ISA’s report, Super Scandalous how to fix the $5 billion scourge of unpaid super found dodgy bosses have exploited lax enforcement and loose laws that allows them to only pay super quarterly into the workers’ fund, despite what it says on a payslip.
The report’s key recommendation for fixing the unpaid super scourge is to mandate all employers pay super into a workers’ account when they pay wages.
Not paying super with wages makes it difficult for workers to keep track of their money and allows payments to fall through the crack.
Federal politicians have known about this solution for years but have failed to act. MPs get super paid on payday and so should workers.
While Parliament has dithered, ISA analysis shows that, in the last six years, the cumulative unpaid super debt climbed to an eyewatering $28.8 billion. More will be lost unless our politicians act.
Unpaid super creates an unequal playing field, as the majority of employers doing the right thing are undercut by competitors who are ripping their workers off.
ISA’s analysis of the most recent 2018-19 ATO tax file data found:
Ø Almost 1.7 million men and 1.3 million women have been underpaid super
Ø Men lost $3.4 billion and women $1.6 billion
Ø A third of workers under 30 – about 890,000 – have been underpaid
Ø Half of those earning less than $25,000 missed super payments and 30% of those earning between $25,000 and $50,000 were underpaid
Ø About 40% of blue-collar workers (machinery operators and drivers, labourers, technician and trade workers) have been underpaid super.
Workers must largely rely on the Australian Tax Office to recover their money as it is difficult to sue for super.
But the report found that unscrupulous employers do not fear the regulator.
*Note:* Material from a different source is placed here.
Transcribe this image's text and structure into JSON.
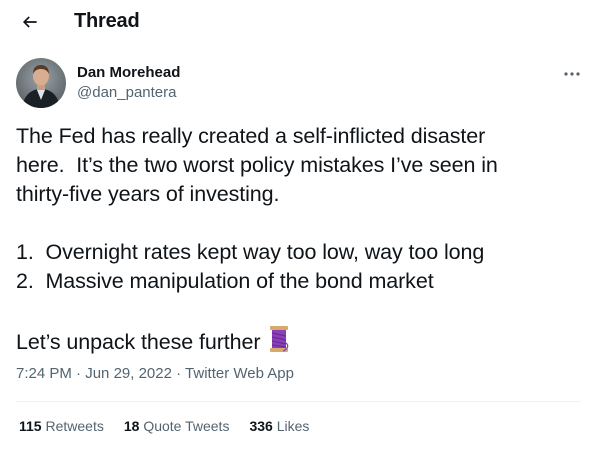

With good reason, the Australian Tax Office only recovers a dismal 12% of unpaid super annually, rarely issuing maximum penalties or publicising the little enforcement activity it does carry out.
If the ATO is unwilling or unable to recover workers’ savings the law should be changed so that employees, the Fair Work Ombudsman, and others acting on behalf of workers can.
Now the country is coming out of lockdowns politicians should give greater priority to fixing the $5 billion unpaid super scourge scandal and commit to:
Ø Mandate super payment at the same time as wages
Ø Lift enforcement activity and force the ATO to issue and publicise penalties for not paying super – so dodgy employers can see there is a cop on the beat.
Ø Empower employees and representatives to recover unpaid super debts.
Ø Extend the Fair Entitlement Guarantee so workers can recoup their savings in a company goes bust – at the moment super is not included.